EALC-Prof1 is excited to discover systematic patterns in the evolution of grammatical
styles over time. Longstanding debates regarding the existence of "Old
Tibetan" dialects are resolved by means of grammatical analysis of 1000s of texts
in the corpus. With the help of a number of Sanskrit-Tibetan, Tibetan-English,
and Tibetan-Chinese parallel texts, CS-Prof2, EALC-Prof1, and a linguistics researcher
use machine learning techniques to create rough translation systems that
enable automated translation among most of the canonical languages of the Buddhist
tradition. These make possible the identification of several thousand cases
where passages from the literature in one language (e.g.

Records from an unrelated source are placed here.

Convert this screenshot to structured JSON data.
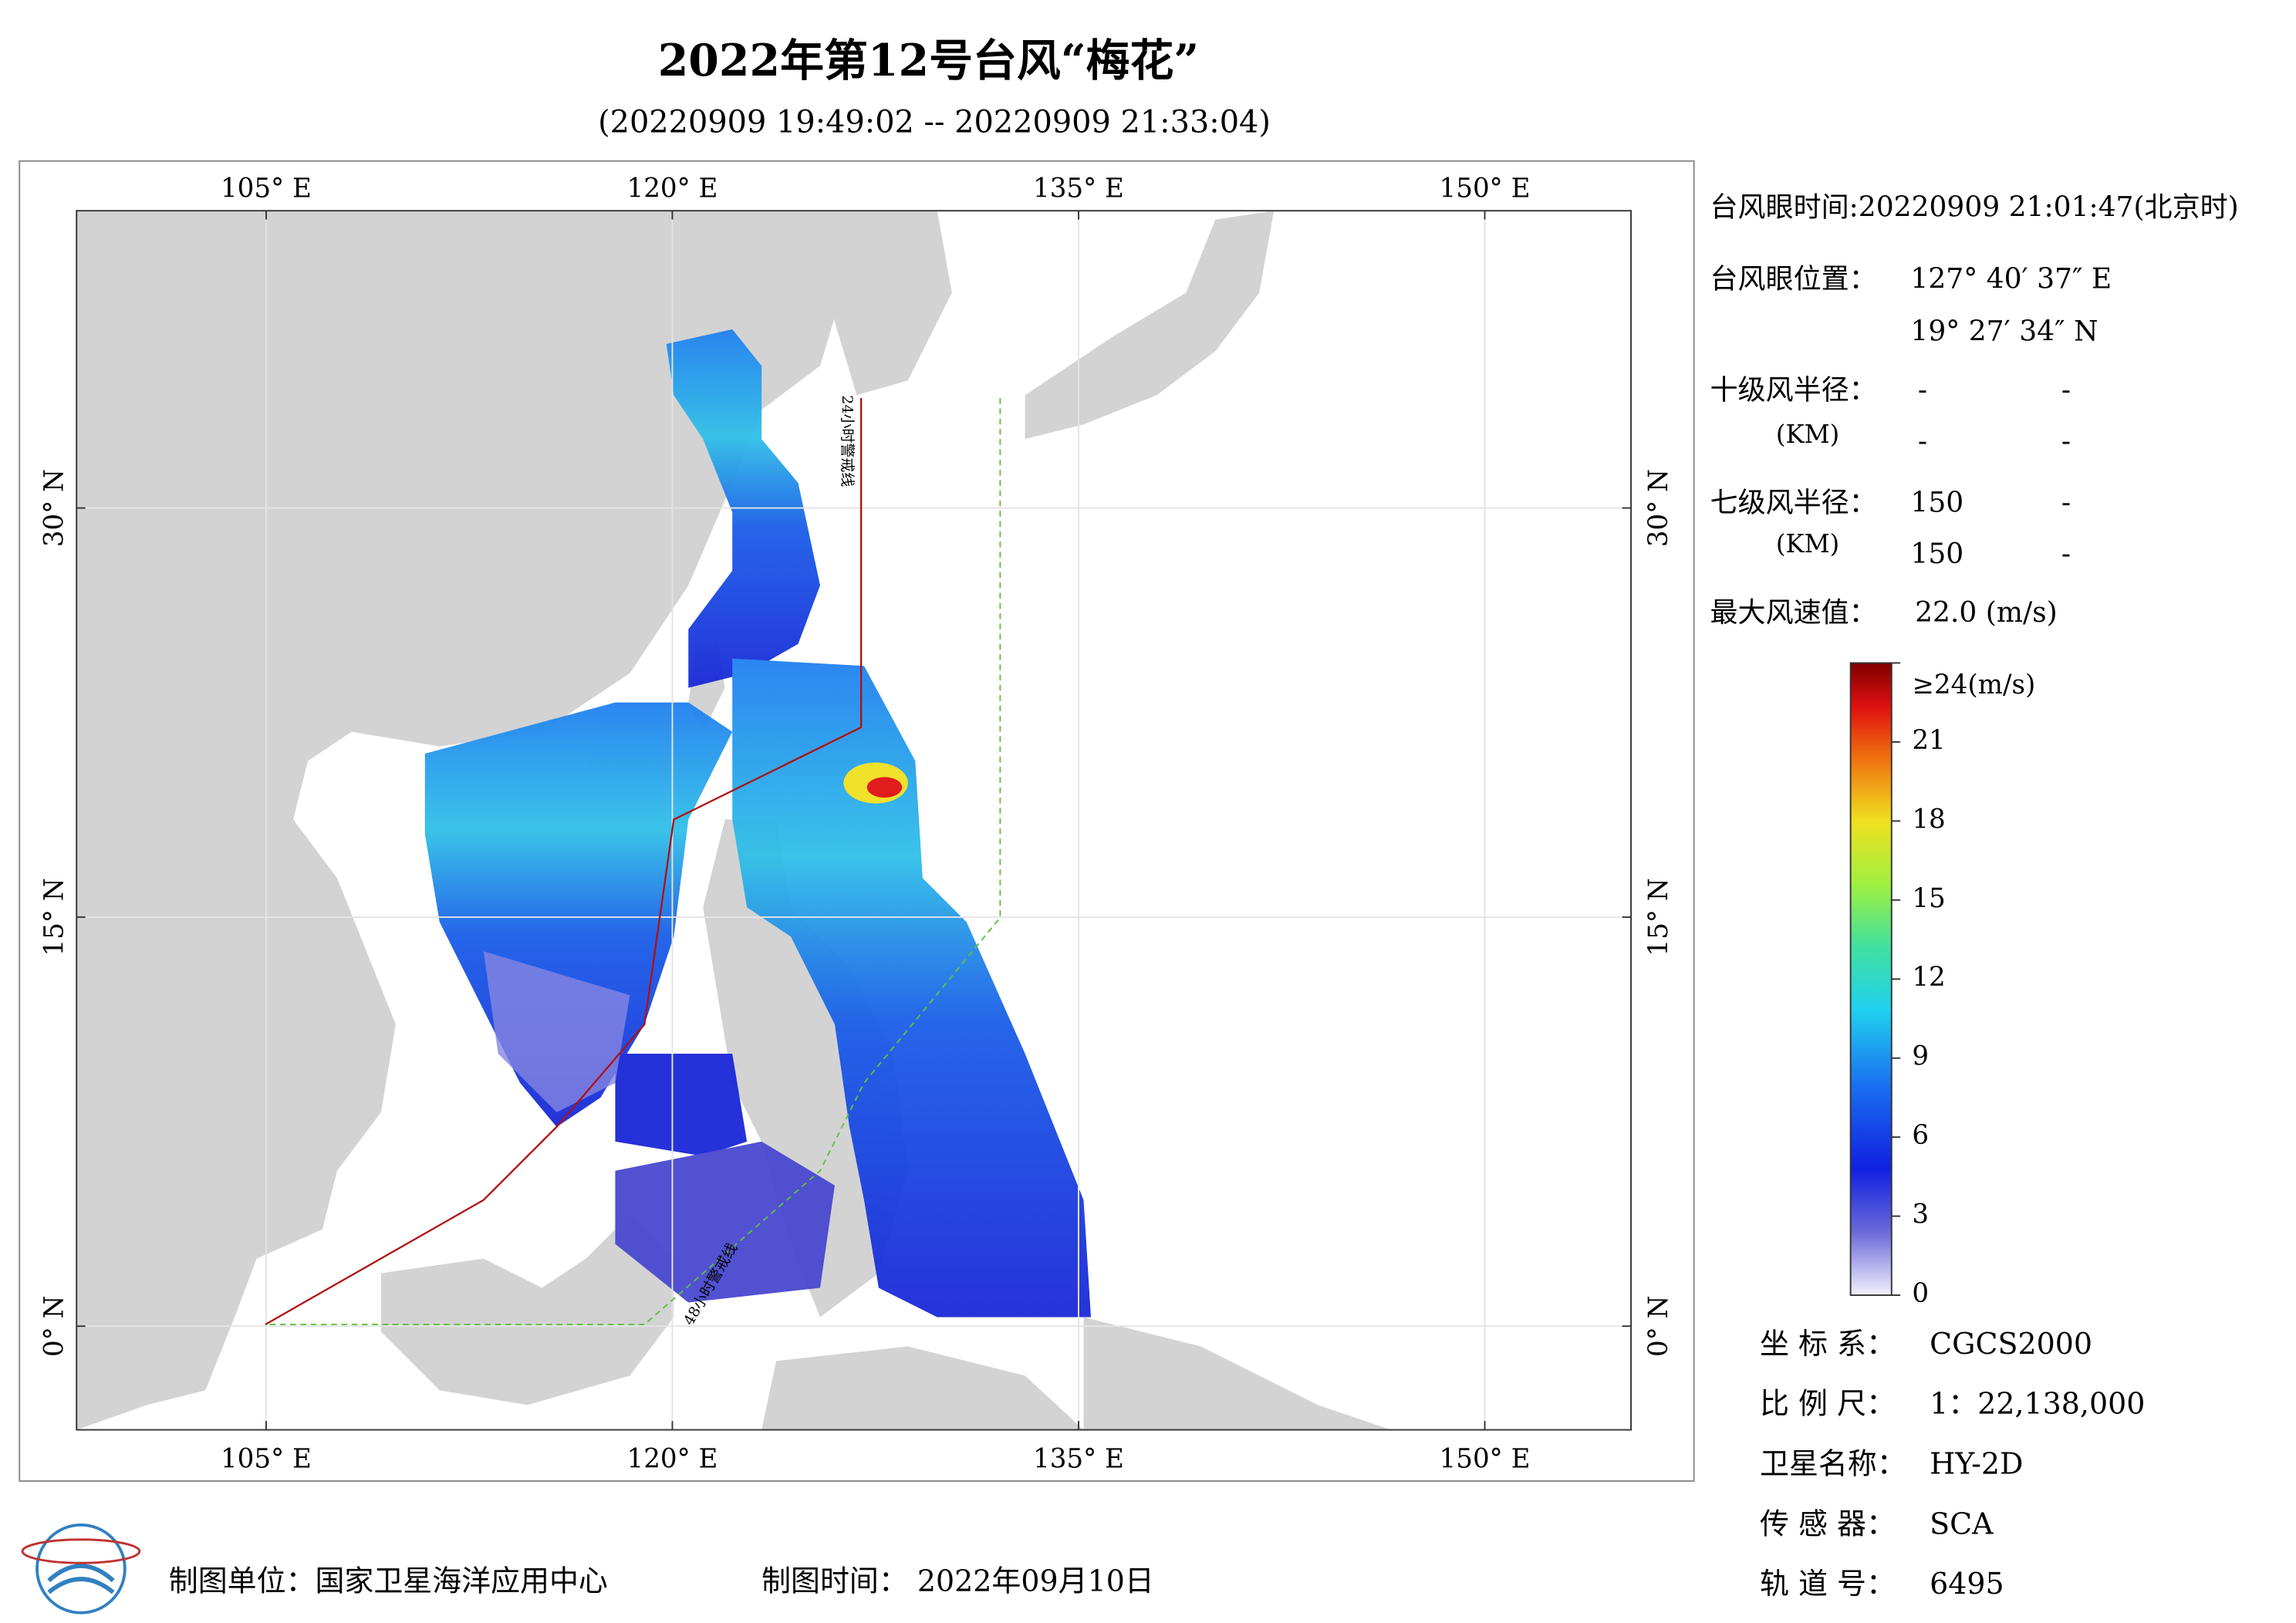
{
  "header": {
    "title": "2022年第12号台风“梅花”",
    "subtitle": "(20220909 19:49:02 -- 20220909 21:33:04)"
  },
  "map": {
    "lon_range": [
      98,
      155.4
    ],
    "lat_range": [
      -3.8,
      40.9
    ],
    "lon_ticks": [
      {
        "value": 105,
        "label": "105° E"
      },
      {
        "value": 120,
        "label": "120° E"
      },
      {
        "value": 135,
        "label": "135° E"
      },
      {
        "value": 150,
        "label": "150° E"
      }
    ],
    "lat_ticks": [
      {
        "value": 0,
        "label": "0° N"
      },
      {
        "value": 15,
        "label": "15° N"
      },
      {
        "value": 30,
        "label": "30° N"
      }
    ],
    "annotations": [
      "24小时警戒线",
      "48小时警戒线"
    ]
  },
  "info": {
    "eye_time": "台风眼时间:20220909 21:01:47(北京时)",
    "eye_pos_label": "台风眼位置：",
    "eye_lon": "127° 40′ 37″ E",
    "eye_lat": "19° 27′ 34″ N",
    "r10_label": "十级风半径：",
    "r10_unit": "(KM)",
    "r10": [
      "-",
      "-",
      "-",
      "-"
    ],
    "r7_label": "七级风半径：",
    "r7_unit": "(KM)",
    "r7": [
      "150",
      "-",
      "150",
      "-"
    ],
    "max_label": "最大风速值：",
    "max_value": "22.0  (m/s)"
  },
  "colorbar": {
    "range": [
      0,
      24
    ],
    "ticks": [
      0,
      3,
      6,
      9,
      12,
      15,
      18,
      21,
      {
        "value": 24,
        "label": "≥24(m/s)"
      }
    ]
  },
  "meta": [
    [
      "坐 标 系：",
      "CGCS2000"
    ],
    [
      "比 例 尺：",
      "1：22,138,000"
    ],
    [
      "卫星名称：",
      "HY-2D"
    ],
    [
      "传 感 器：",
      "SCA"
    ],
    [
      "轨 道 号：",
      "6495"
    ]
  ],
  "footer": {
    "unit": "制图单位：国家卫星海洋应用中心",
    "time": "制图时间： 2022年09月10日"
  }
}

Tibetan Buddhist literature)
turn out to have been borrowed wholesale from another (e.g. Sanskrit Saiva
literature). These borrowings clarify many previously unresolved questions in the
development of the Buddhist tradition in Asia, as well as providing a much larger
set of parallel texts that enable more accurate translations.
The resolution of many pertinent historical questions lies in the identification and
cross-correlation of key historical figures across a range of literature. EALCProf2
is interested in using the texts as a historical source, and works with CSProf2
and CS-Prof3 to apply their information-extraction technology to pull out
basic historical assertions from the corpus, as well as from other related corpora
including those containing the writings of diverse ethnic groups of Silk Route
travelers in Central Asia from the same period.
The technology is able to create a multilingual glossary of names and places, giving
reliable identification of the many different ways in which the same name is
rendered at different times and in different languages. For example, by compiling
a large collection of assertions made about Padmasambhava, who is popularly
thought to have "brought" Buddhism to Tibet in the 8th century, EALC-Prof2 is
able to resolve long-standing questions as to the historicity and influence of this
individual. Examination of other historical sources further contextualizes the development
of Buddhism in Tibet.
Scenario was created by authors of the Mellon proposal (see the Preface paragraph above).